I designed the component layout to be seen, I think it gives it a retro-look, I know it’s not particularly practical, but I think it looks good. I might look at creating a clear case so that the components are protected, but still visible.
Agreed. Hiding the electronics mean that you can’t admire your handiwork. If you were to start the project again, would you do anything differently?
The circuit has no reverse voltage protection, so I’ve been looking into that. I am considering the approach here that uses a FET (https://www.radiolocman.com/shem/schematics.html?di=588375) This would result in a minimal voltage drop (much lower than a simple diode approach). Also, I’d remove the red power indicator LED as this is redundant due to the 7-segment displays being lit.

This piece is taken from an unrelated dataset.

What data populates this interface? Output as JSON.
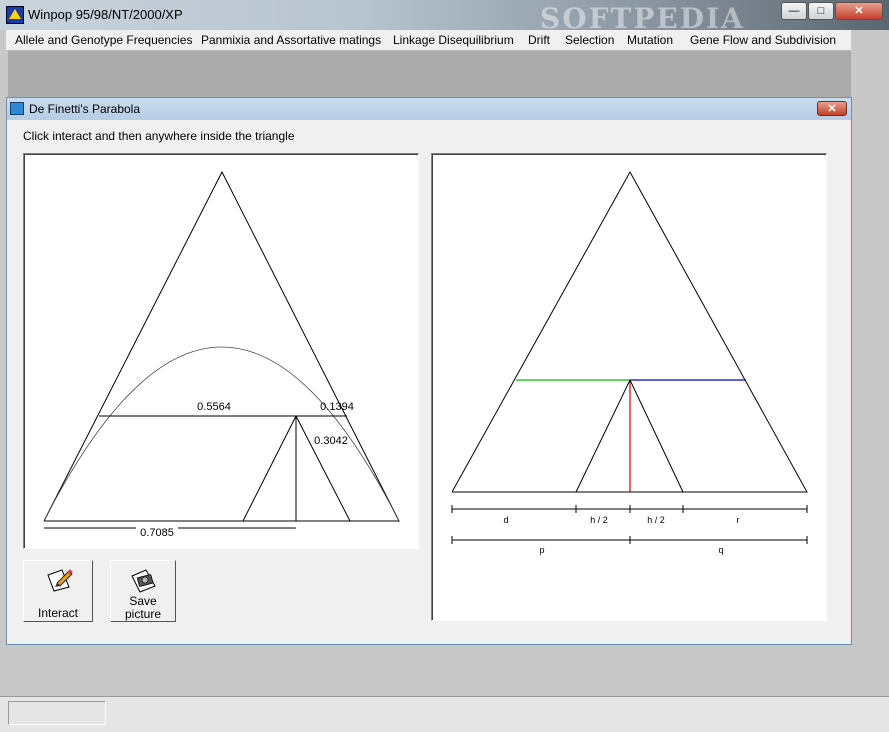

Using a FET is an interesting approach instead of a diode that would reduce battery life. Is there anything else about your project that we haven’t covered that our readers should know about?
The PCB version has a few upgrades from the prototype. There’s a “Repeat Sequence” switch that will repeat the sequence of LEDs, if the player hasn’t pressed one of the coloured LEDs. Also, I’ve updated the code so that there’s a “winning” tune played at various milestones e.g. every 5 sequences.
As a teaching/learning tool, the breadboard/prototype project provides a good opportunity for troubleshooting as it’s quite easy to wire things up incorrectly, especially around the LEDs and tac switches. Blake had a few issues with this, but he persevered and figured out where he went wrong, and I’m very proud of him for sticking with it. The feeling of achievement when you complete something that is challenging is definitely worth the effort.
Some great additions there, and we agree, the thrill of getting a circuit to work after a little troubleshooting is a good feeling. If our readers wanted to make one of these for themselves, can they get the schematic, board design, and code?
I have created a GitHub repository for the Arduino code: https://github.com/milesee/arduino_simon_game
I've also made the EasyEDA projects for the Simon Game and Scoreboard Module public:
SCOREBOARD MODULE: https://easyeda.com/milesee/seven-segment-counter_copy
We’ll put the files on our website for our readers to access, thanks a million. Are you working on any other projects for yourself or your nephew?
I’ve been thinking of building a simple 3-wheel robot that has collision detection using the sonic distance measuring modules. I know there are a lot of kits out there already, but I’m interested in building one from scratch.
We’re sure Blake would be over the moon to build and play with a robot. We wish you all the best and thank you for sharing your project build with us.